Re: 603 David Lean Directs Noël Coward

#31 Post by knives » Sat Oct 06, 2018 9:36 pm

matrixschmatrix wrote:
Sun Jul 15, 2012 12:52 pm
Watched Blithe Spirit last night, and it left sort of a bad taste in my mouth- the whole thing seemed sort of unpleasantly misogynistic, with both wives' whole existence revolving around nagging and irritating the Rex Harrison character. From the extras, it sounded as though in the stage version of the play the Harrison character was more of a slumping, middle aged dullard- which might have made the thing feel more balanced, and more of an all around farce- but casting the delightful Harrison makes the whole thing feel like a tract about how horrible wives are.

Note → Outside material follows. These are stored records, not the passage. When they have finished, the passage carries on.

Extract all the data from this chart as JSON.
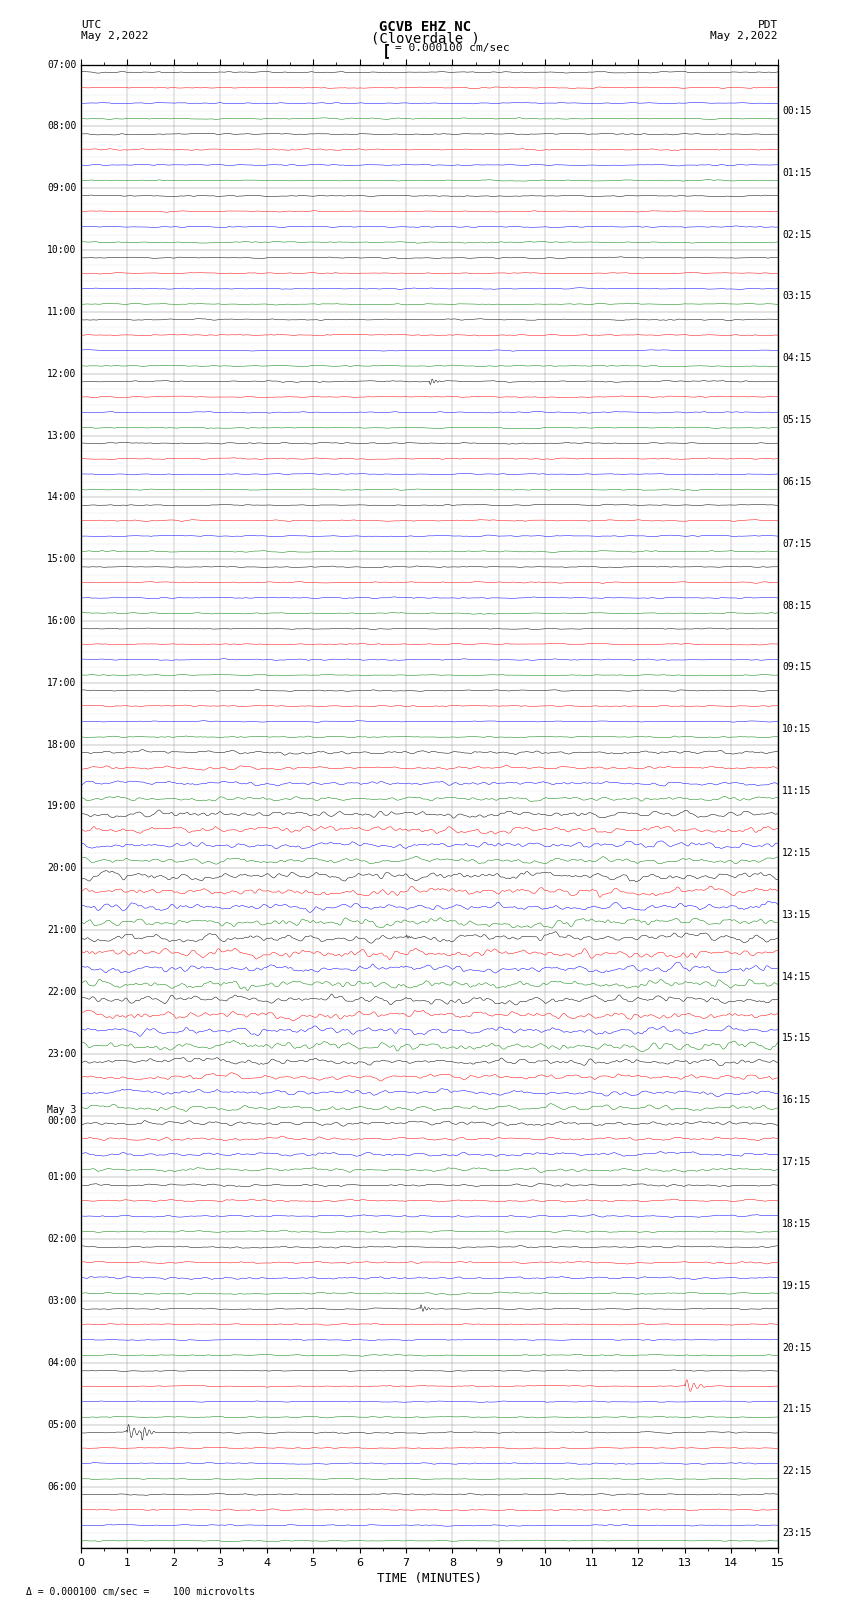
{
  "title_line1": "GCVB EHZ NC",
  "title_line2": "(Cloverdale )",
  "scale_label": "= 0.000100 cm/sec",
  "left_date": "May 2,2022",
  "right_date": "May 2,2022",
  "left_timezone": "UTC",
  "right_timezone": "PDT",
  "xlabel": "TIME (MINUTES)",
  "bottom_label": "= 0.000100 cm/sec =    100 microvolts",
  "figsize": [
    8.5,
    16.13
  ],
  "dpi": 100,
  "bg_color": "#ffffff",
  "trace_colors_cycle": [
    "black",
    "red",
    "blue",
    "green"
  ],
  "left_labels": [
    "07:00",
    "08:00",
    "09:00",
    "10:00",
    "11:00",
    "12:00",
    "13:00",
    "14:00",
    "15:00",
    "16:00",
    "17:00",
    "18:00",
    "19:00",
    "20:00",
    "21:00",
    "22:00",
    "23:00",
    "May 3\n00:00",
    "01:00",
    "02:00",
    "03:00",
    "04:00",
    "05:00",
    "06:00"
  ],
  "right_labels": [
    "00:15",
    "01:15",
    "02:15",
    "03:15",
    "04:15",
    "05:15",
    "06:15",
    "07:15",
    "08:15",
    "09:15",
    "10:15",
    "11:15",
    "12:15",
    "13:15",
    "14:15",
    "15:15",
    "16:15",
    "17:15",
    "18:15",
    "19:15",
    "20:15",
    "21:15",
    "22:15",
    "23:15"
  ]
}
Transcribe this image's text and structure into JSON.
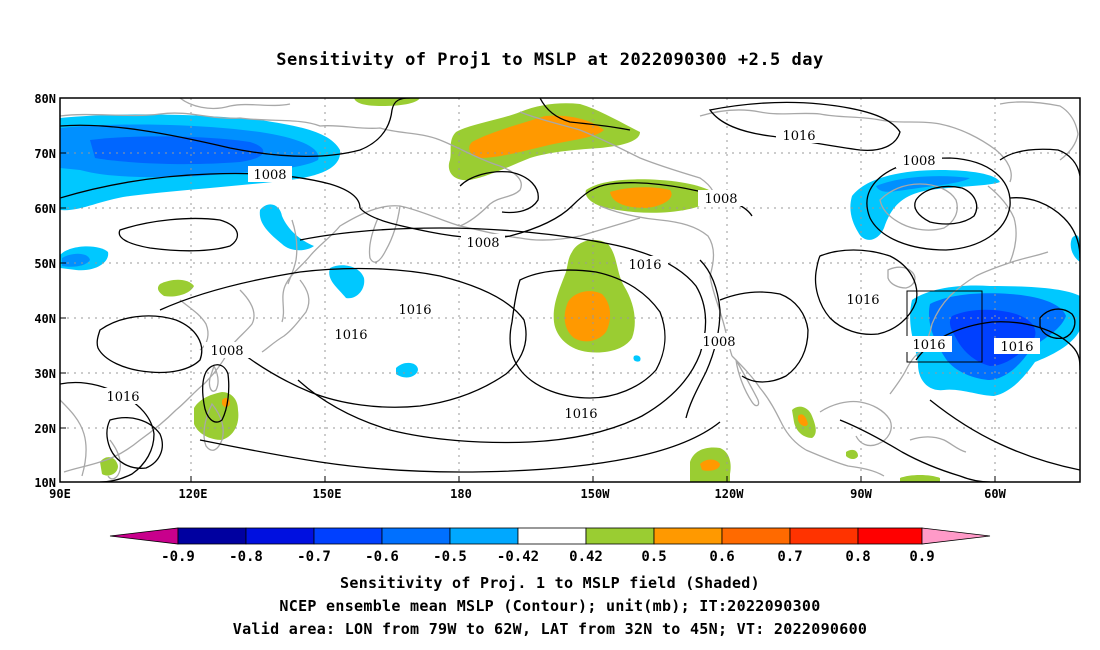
{
  "title": "Sensitivity of Proj1 to MSLP at 2022090300 +2.5 day",
  "lat_labels": [
    "80N",
    "70N",
    "60N",
    "50N",
    "40N",
    "30N",
    "20N",
    "10N"
  ],
  "lon_labels": [
    "90E",
    "120E",
    "150E",
    "180",
    "150W",
    "120W",
    "90W",
    "60W"
  ],
  "contour_labels": [
    {
      "id": "c1008a",
      "text": "1008"
    },
    {
      "id": "c1008b",
      "text": "1008"
    },
    {
      "id": "c1008c",
      "text": "1008"
    },
    {
      "id": "c1008d",
      "text": "1008"
    },
    {
      "id": "c1008e",
      "text": "1008"
    },
    {
      "id": "c1008f",
      "text": "1008"
    },
    {
      "id": "c1016a",
      "text": "1016"
    },
    {
      "id": "c1016b",
      "text": "1016"
    },
    {
      "id": "c1016c",
      "text": "1016"
    },
    {
      "id": "c1016d",
      "text": "1016"
    },
    {
      "id": "c1016e",
      "text": "1016"
    },
    {
      "id": "c1016f",
      "text": "1016"
    },
    {
      "id": "c1016g",
      "text": "1016"
    },
    {
      "id": "c1016h",
      "text": "1016"
    },
    {
      "id": "c1016i",
      "text": "1016"
    }
  ],
  "colorbar": {
    "labels": [
      "-0.9",
      "-0.8",
      "-0.7",
      "-0.6",
      "-0.5",
      "-0.42",
      "0.42",
      "0.5",
      "0.6",
      "0.7",
      "0.8",
      "0.9"
    ],
    "colors": [
      "#0000a0",
      "#0010e0",
      "#0040ff",
      "#0070ff",
      "#00a8ff",
      "#ffffff",
      "#9acd32",
      "#ff9900",
      "#ff6a00",
      "#ff3300",
      "#ff0000"
    ],
    "low_color": "#c8008c",
    "high_color": "#ff9ac8"
  },
  "captions": [
    "Sensitivity of Proj. 1 to MSLP field (Shaded)",
    "NCEP ensemble mean MSLP (Contour); unit(mb); IT:2022090300",
    "Valid area: LON from 79W to 62W, LAT from 32N to 45N; VT: 2022090600"
  ]
}
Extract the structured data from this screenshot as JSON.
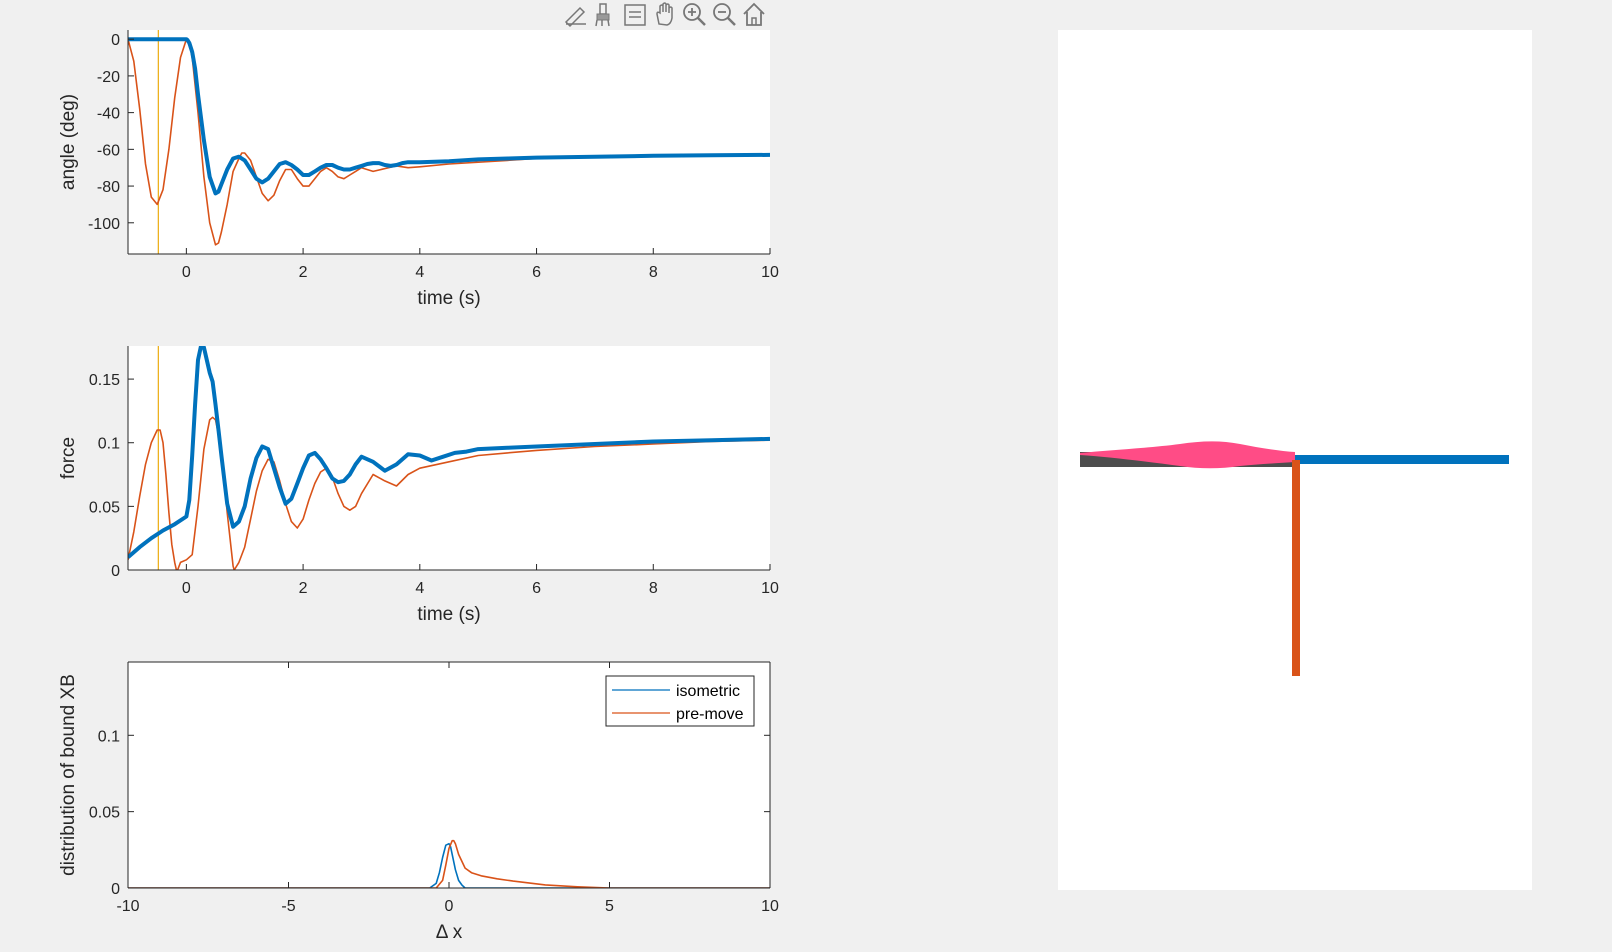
{
  "toolbar": {
    "icons": [
      "edit-plot-icon",
      "brush-icon",
      "data-tip-icon",
      "pan-icon",
      "zoom-in-icon",
      "zoom-out-icon",
      "home-icon"
    ]
  },
  "colors": {
    "isometric": "#0072BD",
    "premove": "#D95319",
    "marker": "#EDB120",
    "axis": "#262626",
    "muscle_pink": "#FF4C86",
    "filament_gray": "#4D4D4D",
    "panel_bg": "#FFFFFF",
    "figure_bg": "#F0F0F0"
  },
  "chart_data": [
    {
      "id": "angle",
      "type": "line",
      "xlabel": "time (s)",
      "ylabel": "angle (deg)",
      "xlim": [
        -1,
        10
      ],
      "ylim": [
        -117,
        5
      ],
      "xticks": [
        "0",
        "2",
        "4",
        "6",
        "8",
        "10"
      ],
      "yticks": [
        "0",
        "-20",
        "-40",
        "-60",
        "-80",
        "-100"
      ],
      "vline_x": -0.48,
      "series": [
        {
          "key": "isometric",
          "x": [
            -1,
            0,
            0.02,
            0.05,
            0.1,
            0.15,
            0.2,
            0.3,
            0.4,
            0.5,
            0.55,
            0.6,
            0.7,
            0.8,
            0.9,
            1.0,
            1.1,
            1.2,
            1.3,
            1.4,
            1.5,
            1.6,
            1.7,
            1.8,
            1.9,
            2.0,
            2.1,
            2.2,
            2.3,
            2.4,
            2.5,
            2.6,
            2.7,
            2.8,
            2.9,
            3.0,
            3.1,
            3.2,
            3.3,
            3.4,
            3.5,
            3.6,
            3.7,
            3.8,
            3.9,
            4.0,
            4.5,
            5,
            5.5,
            6,
            7,
            8,
            9,
            10
          ],
          "y": [
            0,
            0,
            -0.5,
            -2,
            -7,
            -16,
            -30,
            -55,
            -75,
            -84,
            -83,
            -79,
            -71,
            -65,
            -64,
            -66,
            -71,
            -76,
            -78,
            -76,
            -72,
            -68,
            -67,
            -68.5,
            -71,
            -74,
            -74,
            -72,
            -70,
            -68.5,
            -68.5,
            -70,
            -71,
            -71,
            -70,
            -69,
            -68,
            -67.5,
            -67.5,
            -68.5,
            -69,
            -68.5,
            -67.5,
            -67,
            -67,
            -67,
            -66.5,
            -65.5,
            -65,
            -64.5,
            -64,
            -63.5,
            -63.2,
            -63
          ]
        },
        {
          "key": "premove",
          "x": [
            -1,
            -0.9,
            -0.8,
            -0.7,
            -0.6,
            -0.5,
            -0.4,
            -0.3,
            -0.2,
            -0.1,
            0,
            0.05,
            0.1,
            0.2,
            0.3,
            0.4,
            0.5,
            0.55,
            0.6,
            0.7,
            0.8,
            0.9,
            0.95,
            1.0,
            1.1,
            1.2,
            1.3,
            1.4,
            1.5,
            1.6,
            1.7,
            1.8,
            1.9,
            2.0,
            2.1,
            2.2,
            2.3,
            2.4,
            2.5,
            2.6,
            2.7,
            2.8,
            2.9,
            3.0,
            3.2,
            3.4,
            3.6,
            3.8,
            4.0,
            4.5,
            5,
            5.5,
            6,
            7,
            8,
            9,
            10
          ],
          "y": [
            0,
            -12,
            -38,
            -68,
            -86,
            -90,
            -82,
            -60,
            -32,
            -10,
            0,
            -2,
            -10,
            -40,
            -75,
            -100,
            -112,
            -111,
            -105,
            -90,
            -72,
            -65,
            -62,
            -62,
            -66,
            -75,
            -84,
            -88,
            -85,
            -77,
            -71,
            -71,
            -76,
            -80,
            -80,
            -76,
            -72,
            -70,
            -72,
            -75,
            -76,
            -74,
            -72,
            -70,
            -72,
            -70.5,
            -69,
            -70,
            -69.5,
            -68,
            -67,
            -66,
            -65,
            -64.5,
            -64,
            -63.5,
            -63
          ]
        }
      ]
    },
    {
      "id": "force",
      "type": "line",
      "xlabel": "time (s)",
      "ylabel": "force",
      "xlim": [
        -1,
        10
      ],
      "ylim": [
        0,
        0.176
      ],
      "xticks": [
        "0",
        "2",
        "4",
        "6",
        "8",
        "10"
      ],
      "yticks": [
        "0",
        "0.05",
        "0.1",
        "0.15"
      ],
      "vline_x": -0.48,
      "series": [
        {
          "key": "isometric",
          "x": [
            -1,
            -0.8,
            -0.6,
            -0.4,
            -0.2,
            0,
            0.05,
            0.1,
            0.15,
            0.2,
            0.25,
            0.3,
            0.35,
            0.4,
            0.45,
            0.5,
            0.55,
            0.6,
            0.7,
            0.8,
            0.9,
            1.0,
            1.1,
            1.2,
            1.3,
            1.4,
            1.5,
            1.6,
            1.7,
            1.8,
            1.9,
            2.0,
            2.1,
            2.2,
            2.3,
            2.4,
            2.5,
            2.6,
            2.7,
            2.8,
            2.9,
            3.0,
            3.2,
            3.4,
            3.6,
            3.8,
            4.0,
            4.2,
            4.4,
            4.6,
            4.8,
            5.0,
            5.5,
            6,
            7,
            8,
            9,
            10
          ],
          "y": [
            0.01,
            0.018,
            0.025,
            0.031,
            0.036,
            0.042,
            0.055,
            0.09,
            0.13,
            0.165,
            0.176,
            0.175,
            0.165,
            0.155,
            0.148,
            0.13,
            0.11,
            0.09,
            0.052,
            0.034,
            0.038,
            0.05,
            0.072,
            0.088,
            0.097,
            0.095,
            0.08,
            0.065,
            0.052,
            0.056,
            0.068,
            0.08,
            0.09,
            0.092,
            0.087,
            0.08,
            0.072,
            0.069,
            0.07,
            0.075,
            0.083,
            0.089,
            0.085,
            0.078,
            0.083,
            0.091,
            0.09,
            0.086,
            0.089,
            0.092,
            0.093,
            0.095,
            0.096,
            0.097,
            0.099,
            0.101,
            0.102,
            0.103
          ]
        },
        {
          "key": "premove",
          "x": [
            -1,
            -0.9,
            -0.8,
            -0.7,
            -0.6,
            -0.5,
            -0.45,
            -0.4,
            -0.35,
            -0.3,
            -0.25,
            -0.2,
            -0.17,
            -0.15,
            -0.1,
            0,
            0.1,
            0.2,
            0.3,
            0.4,
            0.45,
            0.5,
            0.6,
            0.7,
            0.8,
            0.82,
            0.9,
            1.0,
            1.1,
            1.2,
            1.3,
            1.4,
            1.5,
            1.6,
            1.7,
            1.8,
            1.9,
            2.0,
            2.1,
            2.2,
            2.3,
            2.4,
            2.5,
            2.6,
            2.7,
            2.8,
            2.9,
            3.0,
            3.2,
            3.4,
            3.6,
            3.8,
            4.0,
            4.5,
            5,
            5.5,
            6,
            7,
            8,
            9,
            10
          ],
          "y": [
            0.008,
            0.03,
            0.058,
            0.083,
            0.1,
            0.11,
            0.11,
            0.1,
            0.075,
            0.045,
            0.02,
            0.006,
            0,
            0,
            0.006,
            0.008,
            0.012,
            0.05,
            0.095,
            0.118,
            0.12,
            0.118,
            0.095,
            0.045,
            0.003,
            0,
            0.006,
            0.018,
            0.04,
            0.062,
            0.078,
            0.087,
            0.085,
            0.07,
            0.052,
            0.038,
            0.033,
            0.04,
            0.055,
            0.068,
            0.077,
            0.08,
            0.073,
            0.06,
            0.05,
            0.047,
            0.05,
            0.06,
            0.075,
            0.07,
            0.066,
            0.075,
            0.08,
            0.085,
            0.09,
            0.092,
            0.094,
            0.097,
            0.099,
            0.101,
            0.102
          ]
        }
      ]
    },
    {
      "id": "distribution",
      "type": "line",
      "xlabel": "Δ x",
      "ylabel": "distribution of bound XB",
      "xlim": [
        -10,
        10
      ],
      "ylim": [
        0,
        0.148
      ],
      "xticks": [
        "-10",
        "-5",
        "0",
        "5",
        "10"
      ],
      "yticks": [
        "0",
        "0.05",
        "0.1"
      ],
      "legend": {
        "position": "top-right",
        "entries": [
          "isometric",
          "pre-move"
        ]
      },
      "series": [
        {
          "key": "isometric",
          "name": "isometric",
          "x": [
            -10,
            -0.6,
            -0.4,
            -0.3,
            -0.2,
            -0.1,
            0,
            0.05,
            0.1,
            0.2,
            0.3,
            0.4,
            0.5,
            10
          ],
          "y": [
            0,
            0,
            0.003,
            0.01,
            0.02,
            0.028,
            0.029,
            0.027,
            0.022,
            0.012,
            0.005,
            0.002,
            0,
            0
          ]
        },
        {
          "key": "premove",
          "name": "pre-move",
          "x": [
            -10,
            -0.4,
            -0.2,
            -0.1,
            0,
            0.1,
            0.15,
            0.2,
            0.3,
            0.5,
            0.7,
            1.0,
            1.5,
            2.0,
            3.0,
            4.0,
            5.0,
            10
          ],
          "y": [
            0,
            0,
            0.005,
            0.015,
            0.026,
            0.031,
            0.031,
            0.029,
            0.022,
            0.013,
            0.01,
            0.008,
            0.006,
            0.0045,
            0.002,
            0.0008,
            0,
            0
          ]
        }
      ]
    }
  ]
}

There are some nice moments- the repartee is obviously witty, the whole seance sequence is fun, and the oddly Stephen Fry looking medium in general is a nice break from the bad domestic drama- and it's not painful to watch or anything, but it looks like a bad Lockhorns strip compared to the delicate handling of Brief Encounter, much less Lean's Dickens adaptations.
In contra I've found this the most engaging and best film in the set. Maybe it is because I've been reading the similarly misogynistic Forbidden Colors by Mishima, but I took this as a gay attack on the idea of heterosexuality and the idea of staying with one partner for life (would make a great double feature with the similarly themed Tie Me Up, Tie Me Down). My understanding of what the ending of the play is only makes that more clear. That also allows for the charm of Harrison to work in the film's favour though as already said in the thread there's an obnoxious edge to him that prevents him from being a rootable person (the character is also comically wishy-washy).